Al Jazeera: Was ist hinter der Entscheidung, Gefangene aus Dänemark nach Kosovo zu transferieren

Die Entscheidung veranlasste Reaktionen und Einwände von einer Reihe von Menschenrechtsorganisationen und Rechtsexperten, die sich fühlen, dass es in Kosovo nicht möglich ist, Gesetze zu beachten und umzusetzen, die in Dänemark gelten. Am Donnerstag ratifizierte die Kosovo-Montage das Dänemark-Vermietvertrag ein Gefängnis in der südlichen Stadt von [...]
Am Donnerstag ratifizierte die Kosovo-Versammlung das Dänemark-Vermietvertrag ein Gefängnis in der südlichen Stadt Gjilan, in dem ungefähr 300 dänische Gefangene zu Strafe kommen. So beginnen Sie zu schreiben Al Jazeera Für eine der vor kurzem im Kosovo kommentierten Fragen reicht der Zeitung Express aus.
Die Sitzung verabschiedete den Entwurf einer Vereinbarung mit Dänemark mit 86 Stimmen, sieben gegen und ohne Enthaltung. Ebenso hat die Regierung des Kosovo den Entwurf eines Gesetzes zur Ratifizierung des Vertrags zwischen Kosovo und Dänemark angenommen, in dem die Ausbeutung des Korrekturzentrums in Gjilan vorgesehen wird, um die Sätze der dänischen Bürger auszuführen, für die Dänemark 200m Euro zuweisen wird.
Im Jahr 2022 unterzeichneten die Justizminister des Kosovo und Dänemark eine Vereinbarung in Kopenhagen, nachdem sie im Dezember 2021 einen Zweckschreiben für den Transfer von 300 Gefangenen aus Dänemark nach Gjilan unterzeichnet hatten.

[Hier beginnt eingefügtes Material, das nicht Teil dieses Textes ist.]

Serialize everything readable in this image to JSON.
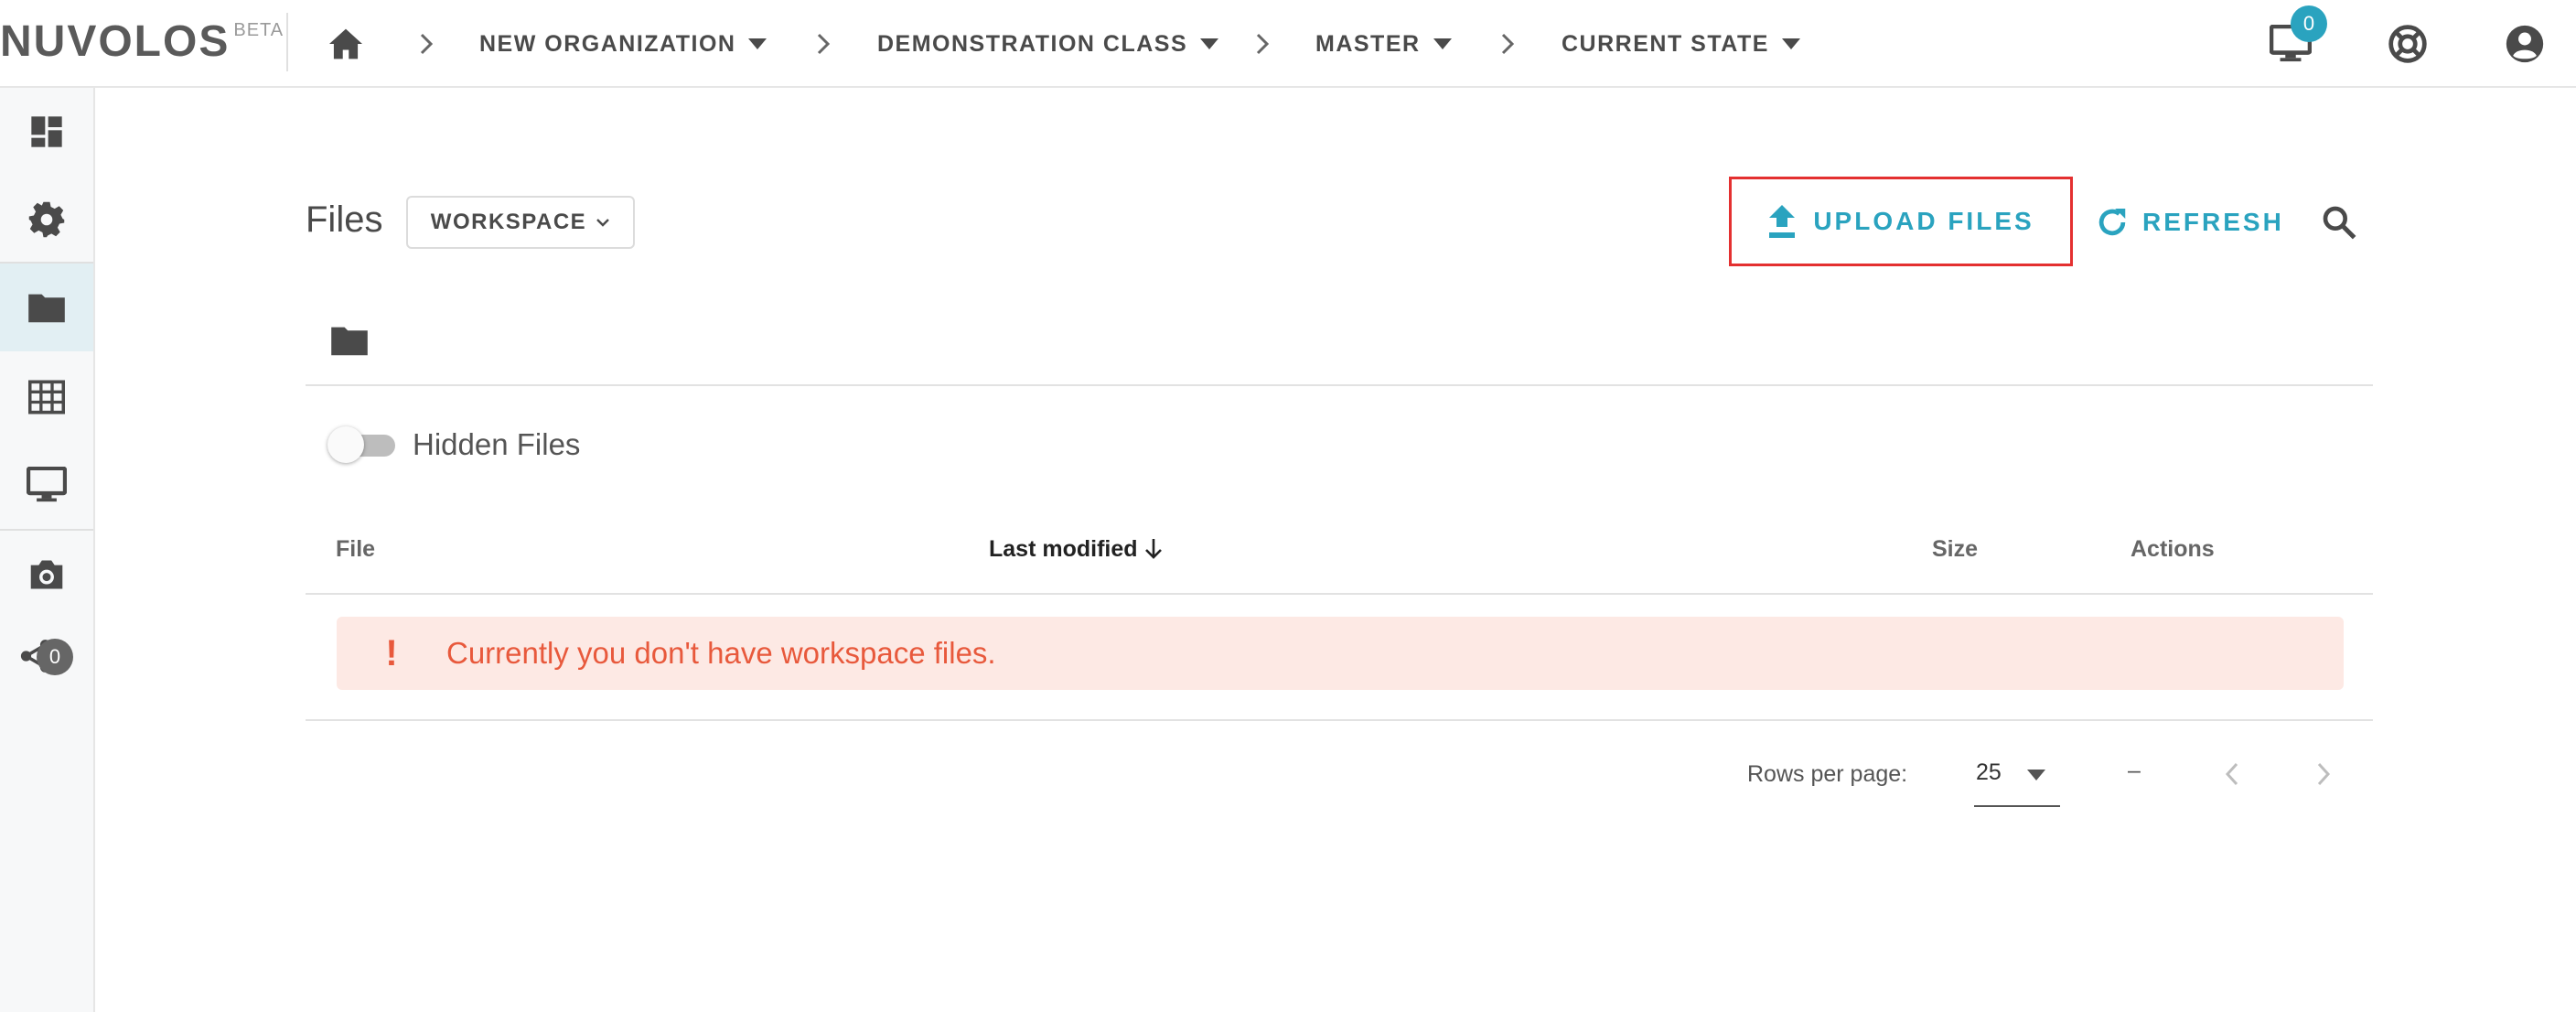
{
  "brand": {
    "name": "NUVOLOS",
    "tag": "BETA"
  },
  "breadcrumbs": [
    {
      "label": "NEW ORGANIZATION"
    },
    {
      "label": "DEMONSTRATION CLASS"
    },
    {
      "label": "MASTER"
    },
    {
      "label": "CURRENT STATE"
    }
  ],
  "topbar": {
    "apps_badge": "0"
  },
  "rail": {
    "share_badge": "0"
  },
  "page": {
    "title": "Files",
    "scope": "WORKSPACE"
  },
  "actions": {
    "upload": "UPLOAD FILES",
    "refresh": "REFRESH"
  },
  "filters": {
    "hidden_files": "Hidden Files",
    "hidden_files_on": false
  },
  "table": {
    "columns": {
      "file": "File",
      "last_modified": "Last modified",
      "size": "Size",
      "actions": "Actions"
    },
    "empty_icon": "!",
    "empty_message": "Currently you don't have workspace files."
  },
  "pagination": {
    "rows_per_page_label": "Rows per page:",
    "rows_per_page": "25",
    "range": "–"
  },
  "colors": {
    "accent": "#2aa3bf",
    "highlight_border": "#e43030",
    "alert_bg": "#fde9e4",
    "alert_text": "#e8593c"
  }
}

Gemäß dem Vertrag wird Dänemark nicht an Kosovo-Gefangene, die wegen terroristischer Handlungen, Kriegsverbrechen und Gefangenen mit schweren psychischen Störungen verurteilt wurden, die sich außerhalb des Gefängnisses für medizinische Aufmerksamkeit interessieren. Der Vertrag sieht den Satz vor, der nach dänischen Regeln und in Übereinstimmung mit den internationalen Verpflichtungen Dänemarks ausgeführt wird. Daher werden die Gefangenen ihre Strafe unter Bedingungen ausüben, die in der Regel den Gefängnisbedingungen in Dänemark entsprechen.
Dänemark hat früher angekündigt, dass ihre Gefängniskapazität 100 Prozent beträgt, da die Anzahl der Gefangenen seit 2015 um fast 20 Prozent gestiegen ist.
Diese Dänemark-Entscheidung veranlasste Reaktionen und Einwände von einer Reihe von Menschenrechtsorganisationen und Justizexperten, die glauben, dass es in Kosovo nicht möglich ist, Gesetze wie in Dänemark umgesetzt zu beobachten und umzusetzen.
Der UN-Ausschuss gegen Folter (CAT) im Dezember letzten Jahres lobte die Pläne der dänischen Regierung, 300 Gefangene, die in ein Gefängnis in Gjilan deportiert wurden, aufgrund fehlender Ressourcen in dänischen Gefängnissen zu übertragen. Der Bericht spiegelt die Bedenken des Ausschusses über mögliche Menschenrechtsverletzungen wider und berät die dänische Regierung, ihre Pläne zu stornieren.
Respektiere Dänemark das Übereinkommen gegen Folter?
CAT überwacht, ob Länder wie Dänemark das Übereinkommen gegen Folter respektieren. Der Bericht besagt, dass der Staat sicherstellen sollte, dass alle verbotenen Personen von Beginn der Haft, sowohl im Recht als auch in der Praxis, mit allen grundlegenden gesetzlichen Garantien versehen werden. Das schließt das Recht auf einen Anwalt mit garantierter Privatsphäre bei privaten Sitzungen ein, einschließlich des Zugangs zu freier Rechtshilfe. Es beinhaltet auch das Recht auf vollständige Informationen über ihre Rechte, die Gründe für die Verhaftung und alle Anklagen gegen sie, in einer Sprache, in der sie verstehen und in erreichbarer Weise.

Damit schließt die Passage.